記事画像(青チャ_recommend1)

 

ご覧の通り、高1生、高2生のみなさんであれば、おススメ出来る層が非常に幅広い参考書で、他に類を見ません。買うきっかけがあったら(このページをご覧になっているなど)、出来るだけ早く購入し、少しづつ進めていくといいでしょう。学校指定でお持ちの場合も、習い終わった単元であれば青チャートを進めることは可能ですので、進めましょう。

 

青チャートはレベルが高めとの印象がありますが、中堅大、あるいはそれ以下の大学を視野に入れている人も使用可能です。ただし、黄色チャートの方が、レベルに合った問題が多く記載されていると思います。このあたりに該当する人は、学校ですでに渡されてしまっていれば使えばいいでしょう。

 

2.(2) 高3生・既卒生の場合

記事画像(青チャ_recommend2)

 

高校3年・既卒生の場合は、少し様子が変わります。これは単純に、時期の問題です。たとえば、超難関大を志望する学生さんが、高校3年生になってから数学IAなどの問題集の「原則習得」をするのが、そもそも少し遅いのではないか、という意味です。高校3年生や既卒生は、やはり受験段階の時期に来ていますから、それまでにIAの「原則習得」タイプの問題集は終わらせておきたいです。

 

一方、数学IIBや数学IIIは、高2の終わりまで学校で終了しないとこともありますので、高3が始まった段階で勉強するのもやむを得ないでしょう。ただし、高3生になってから数学IIBを最初から始めるとなると、少し時間的には厳しそうです。高2の間にIIBは購入しておき、単元が終了したところから始めておくべきでしょう。

 

3.まとめ~なぜ青チャートが使われるのか~

おススメ表をご覧いただければ分かる通り、青チャートはかなり多くの層をカバーしています。その理由は、これまでの内容をまとめることで分かります。

 

青チャートは、レベルのカバー範囲が非常に広く、どのレベルの典型手法も、ほぼもれなく一通り網羅されています。
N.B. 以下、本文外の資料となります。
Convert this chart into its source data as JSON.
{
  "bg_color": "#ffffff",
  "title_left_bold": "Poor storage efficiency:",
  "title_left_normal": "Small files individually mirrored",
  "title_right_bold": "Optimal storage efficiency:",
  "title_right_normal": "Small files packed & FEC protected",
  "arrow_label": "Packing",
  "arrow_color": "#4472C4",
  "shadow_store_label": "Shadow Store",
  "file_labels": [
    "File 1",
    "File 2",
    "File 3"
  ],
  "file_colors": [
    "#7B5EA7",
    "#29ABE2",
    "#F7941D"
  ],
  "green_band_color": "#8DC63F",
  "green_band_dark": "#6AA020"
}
問題数が非常に多い理由がここにあります。しかし、全ての人が全ての問題を解いてるかというと、そうではありません。超難関大を志望する人が、最初のすごく簡単な問題を解いている可能性は低いですし、中堅大をめざす人が、巻末の総合演習を解くのは少し無理があります。

 

そこで、自分のレベルに応じて解く問題を取捨選択していっても、そのレベルに関しては網羅することができます。従って、どんなレベルの人が手に入れたとしても、とりあえず自分がやるべき問題は網羅されているはずで、ハズレはないというのが、多くの人にとって青チャートが使われる理由です。

 

青チャートは、大型ショッピングセンターのようなものです。大型ショッピングセンターは、買い物はもちろん、娯楽なども全てそろっています。一度に全てのお店を訪れる人はあまりいませんが、食料品だけ、服だけを買いに来る人もいますし、映画を見に来ただけ人、レストランで外食をとる人もいます。「ここに来れば、少なくとも自分のやりたいことはできる」という感覚ですね^^

 

最後にまとめます。本記事をご覧になっているということは、青チャートについて何らか気になっているということです。そんな青チャートは、「気になるなら、持っておいて損はない参考書」と言えそうですね。